Então, não fique matutando o cano quebrado e jorrando água. Tome providência, não corra com medo.

Vá desligar o registro, vá olhar se na caixa de ferramentas tem algo útil, para o reparo. Aja.

Mas, se o prejuízo for líquido e certo, sem conserto, ainda assim lembre-se que é apenas uma coisa. Que ainda tem forças para recomeçar, para repor o que perdeu, com o esforço do teu trabalho.

Não fique nessa postura de desamparado, remoendo o que quebrou, deixando que isso tire todo o seu encanto e assimbro pela vida.

Coisas quebram. Coisas podem ser furtadas. Coisas podem ser esquecidas. Coisas podem de um dia para a noite não funcionarem mais. 

São coisas. Não são pessoas.

Não confunda uma coma outra. Para com as pessoas, se algo se quebrar em seus relacionamentos, a melhor cola é o perdão.

É o diálogo respeitoso que abre as pontes para a reconstrução dos fluxos de amorosidade.

Só pessoas não podem ser substituídas, como fazemos com uma torneira de jardim. 

Não faça isso com elas, jamais.  E, se com tuas atitudes e comporamentos, vieres a pisar na vida delas, vieres a machucá-las, não fuja da cena. Não vá tomar banho de chuveiro.

Tenha a coragem tomar a iniciativa, e restaurar a paz.
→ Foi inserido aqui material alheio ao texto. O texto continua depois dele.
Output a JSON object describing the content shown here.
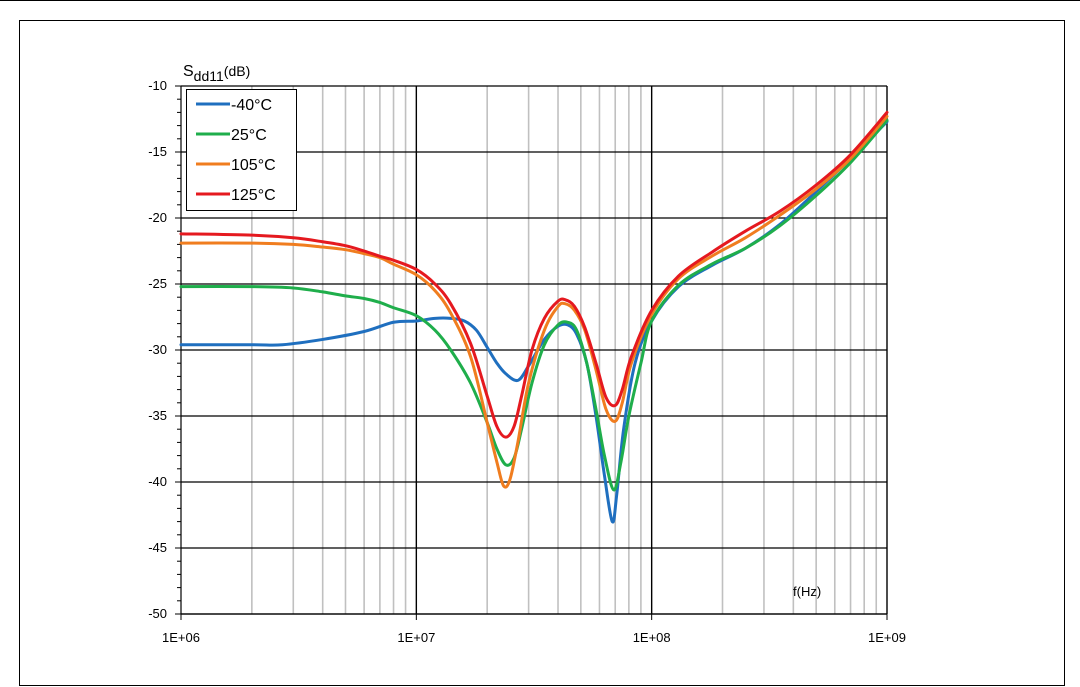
{
  "chart_data": {
    "type": "line",
    "title": "",
    "ylabel_main": "S",
    "ylabel_sub": "dd11",
    "ylabel_unit": "(dB)",
    "xlabel": "f(Hz)",
    "x_scale": "log",
    "xlim": [
      1000000,
      1000000000
    ],
    "ylim": [
      -50,
      -10
    ],
    "grid": true,
    "legend_position": "top-left",
    "x_ticks": [
      {
        "value": 1000000,
        "label": "1E+06"
      },
      {
        "value": 10000000,
        "label": "1E+07"
      },
      {
        "value": 100000000,
        "label": "1E+08"
      },
      {
        "value": 1000000000,
        "label": "1E+09"
      }
    ],
    "y_ticks": [
      {
        "value": -10,
        "label": "-10"
      },
      {
        "value": -15,
        "label": "-15"
      },
      {
        "value": -20,
        "label": "-20"
      },
      {
        "value": -25,
        "label": "-25"
      },
      {
        "value": -30,
        "label": "-30"
      },
      {
        "value": -35,
        "label": "-35"
      },
      {
        "value": -40,
        "label": "-40"
      },
      {
        "value": -45,
        "label": "-45"
      },
      {
        "value": -50,
        "label": "-50"
      }
    ],
    "series": [
      {
        "name": "-40°C",
        "color": "#1f6fbf",
        "points": [
          [
            1000000,
            -29.6
          ],
          [
            2000000,
            -29.6
          ],
          [
            2700000,
            -29.6
          ],
          [
            4000000,
            -29.2
          ],
          [
            6000000,
            -28.6
          ],
          [
            8000000,
            -27.9
          ],
          [
            10000000,
            -27.8
          ],
          [
            12000000,
            -27.6
          ],
          [
            14000000,
            -27.6
          ],
          [
            16000000,
            -27.8
          ],
          [
            18000000,
            -28.5
          ],
          [
            20000000,
            -29.8
          ],
          [
            22000000,
            -31.0
          ],
          [
            24000000,
            -31.8
          ],
          [
            27000000,
            -32.3
          ],
          [
            30000000,
            -31.2
          ],
          [
            35000000,
            -29.2
          ],
          [
            40000000,
            -28.2
          ],
          [
            44000000,
            -28.1
          ],
          [
            48000000,
            -28.8
          ],
          [
            53000000,
            -31.0
          ],
          [
            58000000,
            -35.0
          ],
          [
            63000000,
            -39.5
          ],
          [
            68000000,
            -43.0
          ],
          [
            71000000,
            -41.0
          ],
          [
            76000000,
            -36.0
          ],
          [
            85000000,
            -31.0
          ],
          [
            100000000,
            -27.8
          ],
          [
            130000000,
            -25.2
          ],
          [
            180000000,
            -23.6
          ],
          [
            250000000,
            -22.3
          ],
          [
            350000000,
            -20.5
          ],
          [
            500000000,
            -18.0
          ],
          [
            700000000,
            -15.5
          ],
          [
            1000000000,
            -12.7
          ]
        ]
      },
      {
        "name": "25°C",
        "color": "#1fae4b",
        "points": [
          [
            1000000,
            -25.2
          ],
          [
            2000000,
            -25.2
          ],
          [
            3000000,
            -25.3
          ],
          [
            4000000,
            -25.6
          ],
          [
            5000000,
            -25.9
          ],
          [
            6000000,
            -26.1
          ],
          [
            7000000,
            -26.4
          ],
          [
            8000000,
            -26.8
          ],
          [
            10000000,
            -27.4
          ],
          [
            12000000,
            -28.5
          ],
          [
            14000000,
            -30.0
          ],
          [
            17000000,
            -32.5
          ],
          [
            20000000,
            -35.5
          ],
          [
            22000000,
            -37.5
          ],
          [
            24000000,
            -38.7
          ],
          [
            26000000,
            -38.2
          ],
          [
            28000000,
            -36.0
          ],
          [
            31000000,
            -32.5
          ],
          [
            35000000,
            -29.6
          ],
          [
            40000000,
            -28.1
          ],
          [
            44000000,
            -27.9
          ],
          [
            48000000,
            -28.5
          ],
          [
            53000000,
            -31.0
          ],
          [
            58000000,
            -34.5
          ],
          [
            63000000,
            -38.0
          ],
          [
            69000000,
            -40.6
          ],
          [
            74000000,
            -38.5
          ],
          [
            80000000,
            -35.0
          ],
          [
            90000000,
            -31.0
          ],
          [
            100000000,
            -27.8
          ],
          [
            130000000,
            -25.1
          ],
          [
            180000000,
            -23.5
          ],
          [
            250000000,
            -22.3
          ],
          [
            350000000,
            -20.6
          ],
          [
            500000000,
            -18.3
          ],
          [
            700000000,
            -15.8
          ],
          [
            1000000000,
            -12.6
          ]
        ]
      },
      {
        "name": "105°C",
        "color": "#f07d1f",
        "points": [
          [
            1000000,
            -21.9
          ],
          [
            2000000,
            -21.9
          ],
          [
            3000000,
            -22.0
          ],
          [
            4000000,
            -22.2
          ],
          [
            5000000,
            -22.4
          ],
          [
            6000000,
            -22.7
          ],
          [
            7000000,
            -23.0
          ],
          [
            8000000,
            -23.5
          ],
          [
            10000000,
            -24.3
          ],
          [
            12000000,
            -25.5
          ],
          [
            14000000,
            -27.2
          ],
          [
            17000000,
            -30.5
          ],
          [
            20000000,
            -35.5
          ],
          [
            22000000,
            -38.5
          ],
          [
            23500000,
            -40.3
          ],
          [
            25000000,
            -39.8
          ],
          [
            27000000,
            -37.0
          ],
          [
            30000000,
            -32.5
          ],
          [
            35000000,
            -28.5
          ],
          [
            40000000,
            -26.7
          ],
          [
            43000000,
            -26.5
          ],
          [
            47000000,
            -27.0
          ],
          [
            52000000,
            -28.5
          ],
          [
            58000000,
            -31.5
          ],
          [
            64000000,
            -34.5
          ],
          [
            70000000,
            -35.4
          ],
          [
            75000000,
            -34.0
          ],
          [
            82000000,
            -31.0
          ],
          [
            100000000,
            -27.3
          ],
          [
            130000000,
            -24.6
          ],
          [
            180000000,
            -22.9
          ],
          [
            250000000,
            -21.5
          ],
          [
            350000000,
            -19.8
          ],
          [
            500000000,
            -17.8
          ],
          [
            700000000,
            -15.5
          ],
          [
            1000000000,
            -12.3
          ]
        ]
      },
      {
        "name": "125°C",
        "color": "#e5191f",
        "points": [
          [
            1000000,
            -21.2
          ],
          [
            2000000,
            -21.3
          ],
          [
            3000000,
            -21.5
          ],
          [
            4000000,
            -21.8
          ],
          [
            5000000,
            -22.1
          ],
          [
            6000000,
            -22.5
          ],
          [
            7000000,
            -22.9
          ],
          [
            8000000,
            -23.2
          ],
          [
            10000000,
            -23.9
          ],
          [
            12000000,
            -25.0
          ],
          [
            14000000,
            -26.5
          ],
          [
            17000000,
            -29.5
          ],
          [
            20000000,
            -33.5
          ],
          [
            22000000,
            -35.8
          ],
          [
            24000000,
            -36.6
          ],
          [
            26000000,
            -35.8
          ],
          [
            28000000,
            -33.5
          ],
          [
            31000000,
            -30.0
          ],
          [
            35000000,
            -27.6
          ],
          [
            40000000,
            -26.3
          ],
          [
            43000000,
            -26.2
          ],
          [
            47000000,
            -26.7
          ],
          [
            52000000,
            -28.3
          ],
          [
            58000000,
            -31.0
          ],
          [
            64000000,
            -33.6
          ],
          [
            70000000,
            -34.2
          ],
          [
            75000000,
            -33.0
          ],
          [
            82000000,
            -30.5
          ],
          [
            100000000,
            -27.0
          ],
          [
            130000000,
            -24.4
          ],
          [
            180000000,
            -22.6
          ],
          [
            250000000,
            -21.0
          ],
          [
            350000000,
            -19.5
          ],
          [
            500000000,
            -17.5
          ],
          [
            700000000,
            -15.2
          ],
          [
            1000000000,
            -12.0
          ]
        ]
      }
    ]
  }
}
Não trata as pessoas como tratamos os objetos.

Não coisifique o outro, ou banalize sua dor. 

E, se um dia alguém te machucar, e de ti ficar saindo um aguaceiro emocional, sangrando por dentro, ainda assim, você poderá se restaurar, a si próprio, tendo menos expectativas das pessoas que lhe cercam, e cultivando uma imensa misericórdia para com elas.  
Mais cedo ou mais tarde, alguém vai esbarrar no cano de teu viver, impedido que de ti, por um momento, jorre água, jorre vida.

Tenha coragem de continuar resistindo.  Não tema esse sangramento emocional.

Vai passar.  E, esse jorro de água, em forma de lágrimas, poderá ser muito libertador para teu viver. 

Poderá aprender muito com ele.

Aprender a repensar atitudes, aprender a se dar valor, aprender a melhor se relacionar, aprender a definir tuas fronteiras, aprender a valorizar o que de fato merece valor.
  
Viver é esta mística jornada, de tropeços e recomeços, de sensação de "não tem saída", para a de achar um reparo e conseguir dar a volta por cima, surpreendendo a si mesmo. 

A arte de sair de um tropeço, de cabeça erguida e auto-estima preservada, talvez seja mais importante do que a de caminhar em terreno suave, posto que nossa jornada peregrina não se dar somente nesse tipo de solo.